After a series of seizures in my temporal lobe, I started to forget words and say sentences backwards. Eventually it felt as though my mind had been wiped clean. I couldn’t hold onto my memories and my thoughts drifted all over the place. For a while I felt lost in conversation – it was hard for me to remember what had been said – and so I started to write instead, in long, obsessive sentences which constantly circled back as if driven by the need to confirm each and every thing that had preceded them.
I kept on writing this way until I had a book. The book and the characters inside it have the same problem, the problem of doubt. Nothing is certain in The Doloriad.
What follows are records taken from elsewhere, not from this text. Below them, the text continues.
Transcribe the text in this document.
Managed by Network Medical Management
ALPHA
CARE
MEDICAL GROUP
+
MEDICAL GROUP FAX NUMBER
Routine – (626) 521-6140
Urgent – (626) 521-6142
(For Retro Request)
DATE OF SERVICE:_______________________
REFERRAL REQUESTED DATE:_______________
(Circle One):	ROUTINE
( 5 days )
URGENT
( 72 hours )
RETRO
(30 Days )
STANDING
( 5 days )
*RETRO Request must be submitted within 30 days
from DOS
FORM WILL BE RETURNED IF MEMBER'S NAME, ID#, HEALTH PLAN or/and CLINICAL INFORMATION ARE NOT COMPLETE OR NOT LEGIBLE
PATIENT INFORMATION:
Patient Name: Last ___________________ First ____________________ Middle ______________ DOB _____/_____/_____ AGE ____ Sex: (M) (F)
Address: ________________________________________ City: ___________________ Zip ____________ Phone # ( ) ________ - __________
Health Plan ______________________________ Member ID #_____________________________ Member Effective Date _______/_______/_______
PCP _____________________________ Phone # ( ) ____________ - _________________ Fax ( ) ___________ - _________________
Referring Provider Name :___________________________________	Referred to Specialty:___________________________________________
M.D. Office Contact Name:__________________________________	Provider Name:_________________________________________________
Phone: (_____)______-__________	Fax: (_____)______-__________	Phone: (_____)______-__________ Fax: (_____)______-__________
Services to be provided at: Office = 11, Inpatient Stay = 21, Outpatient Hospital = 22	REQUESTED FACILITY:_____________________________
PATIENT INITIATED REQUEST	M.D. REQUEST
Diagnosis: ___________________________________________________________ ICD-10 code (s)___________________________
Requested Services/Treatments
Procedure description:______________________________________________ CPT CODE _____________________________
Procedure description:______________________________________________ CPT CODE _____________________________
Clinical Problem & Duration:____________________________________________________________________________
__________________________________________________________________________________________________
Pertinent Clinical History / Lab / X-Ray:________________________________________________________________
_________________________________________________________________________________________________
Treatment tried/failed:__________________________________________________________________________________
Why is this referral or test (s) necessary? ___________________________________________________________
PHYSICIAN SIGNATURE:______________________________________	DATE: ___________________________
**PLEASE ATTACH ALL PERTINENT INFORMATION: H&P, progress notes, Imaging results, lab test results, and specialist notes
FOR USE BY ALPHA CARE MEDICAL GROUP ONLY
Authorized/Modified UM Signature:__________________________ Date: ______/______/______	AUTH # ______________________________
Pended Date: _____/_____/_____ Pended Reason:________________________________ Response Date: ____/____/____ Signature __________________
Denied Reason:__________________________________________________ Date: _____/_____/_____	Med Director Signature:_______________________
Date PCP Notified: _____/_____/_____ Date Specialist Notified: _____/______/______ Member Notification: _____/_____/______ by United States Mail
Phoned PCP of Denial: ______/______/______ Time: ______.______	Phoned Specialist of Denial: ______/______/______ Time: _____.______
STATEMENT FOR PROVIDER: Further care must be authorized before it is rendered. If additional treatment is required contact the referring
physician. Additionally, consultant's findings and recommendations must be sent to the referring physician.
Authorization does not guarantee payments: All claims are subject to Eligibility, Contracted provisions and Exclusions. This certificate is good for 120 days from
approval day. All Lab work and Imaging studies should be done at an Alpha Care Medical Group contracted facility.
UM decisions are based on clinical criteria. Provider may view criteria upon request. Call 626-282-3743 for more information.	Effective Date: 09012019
Nobody can trust their interpretation of reality, not even for a moment, and this is painful to them. And it is their desire for certainty that compels them to hurt others. They want to be confirmed in the things they want to believe, and this is matched by a refusal to accept the things they do know, the lives they see around them. Because of this The Doloriad is an expression of two opposing forces, doubt and certainty, and this dynamic plays out even at the most minute level of the prose. It’s the characters who have accepted uncertainty whom I envy the most. The things that have happened or been done to them mean that they think differently. All their associations have been broken and the similes they reach for make no sense. But the loss of memory, language and reason also pave the way for new conditions of being. The children in particular make new connections; they find new values. And so they learn how to live in a different kind of world, one that’s less human but more inclusive.
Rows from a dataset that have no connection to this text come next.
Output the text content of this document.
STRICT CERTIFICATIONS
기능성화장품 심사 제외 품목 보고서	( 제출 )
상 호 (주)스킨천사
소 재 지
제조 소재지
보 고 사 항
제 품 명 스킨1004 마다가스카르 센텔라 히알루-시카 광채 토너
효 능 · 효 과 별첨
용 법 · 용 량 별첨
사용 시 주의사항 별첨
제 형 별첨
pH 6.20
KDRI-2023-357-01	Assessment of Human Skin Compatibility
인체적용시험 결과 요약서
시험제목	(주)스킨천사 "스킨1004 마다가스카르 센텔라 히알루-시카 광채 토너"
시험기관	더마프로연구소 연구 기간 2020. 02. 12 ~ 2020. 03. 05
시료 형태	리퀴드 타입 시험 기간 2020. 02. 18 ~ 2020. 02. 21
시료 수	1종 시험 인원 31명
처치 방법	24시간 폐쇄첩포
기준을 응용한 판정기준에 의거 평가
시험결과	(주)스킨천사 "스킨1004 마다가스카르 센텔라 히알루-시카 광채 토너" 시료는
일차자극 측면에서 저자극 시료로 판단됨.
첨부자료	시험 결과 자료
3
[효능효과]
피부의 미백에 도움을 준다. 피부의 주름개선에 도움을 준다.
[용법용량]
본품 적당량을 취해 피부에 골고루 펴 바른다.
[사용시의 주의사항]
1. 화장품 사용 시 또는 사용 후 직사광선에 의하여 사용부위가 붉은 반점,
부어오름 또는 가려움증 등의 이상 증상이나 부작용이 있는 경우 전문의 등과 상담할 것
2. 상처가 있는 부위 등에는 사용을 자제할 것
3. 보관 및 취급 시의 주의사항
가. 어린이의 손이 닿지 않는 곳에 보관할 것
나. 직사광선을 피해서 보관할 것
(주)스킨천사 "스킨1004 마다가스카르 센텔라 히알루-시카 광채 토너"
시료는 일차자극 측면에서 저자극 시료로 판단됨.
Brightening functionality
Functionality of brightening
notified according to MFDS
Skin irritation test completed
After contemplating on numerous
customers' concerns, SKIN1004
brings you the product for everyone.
I’ve always been interested in what disaster opens up. In all my writing things are loud. The world is bright, flat and full. It was important to me to try and place people, animals and objects on an equal plane, as equally enigmatic and unknowable. It’s more than wanting the reader’s attention to be drawn to everything at once – I wanted them to feel crushed by the weight of the setting, to feel what it is like to be shut out from a conventional way of seeing things. I wanted everything about the book to be remorseless.
A lot of people have told me that The Doloriad is a violent book, but it doesn’t feel violent to me, not really. I’ve always seen what it describes as somehow belonging to the realm of the mythic, of having this impersonal, fated quality that softens its actual content. For me, the absurdist elements, the implausible stories – like Get Aquinas in Here, the television show the children watch in which a medieval saint is called upon to solve very modern problems – explode the story away from everyday life, and the biblical and classical references exacerbate that. It’s as if everything is happening on a plane of being that we have no access to. Or maybe it’s just that I don’t have enough imagination. But my characters don’t have that kind of imagination either. They’re both close and very distant at the same time, like the heroes in an epic. At times I even find the violence funny; it’s so excessive it’s almost silly, they have to suffer so much.
I always feel as if my characters come to me fully formed, as though I’m recovering a memory, or being guided by some strange force. When I write them it’s as if I’m taking orders. Both with The Doloriad and my short stories, I have the sense that I’m writing backwards, that everything is already there, as it is, and I’m passing it on. And when I feel this way, the only thing I doubt is my ability to do it well. For once, everything else is certain.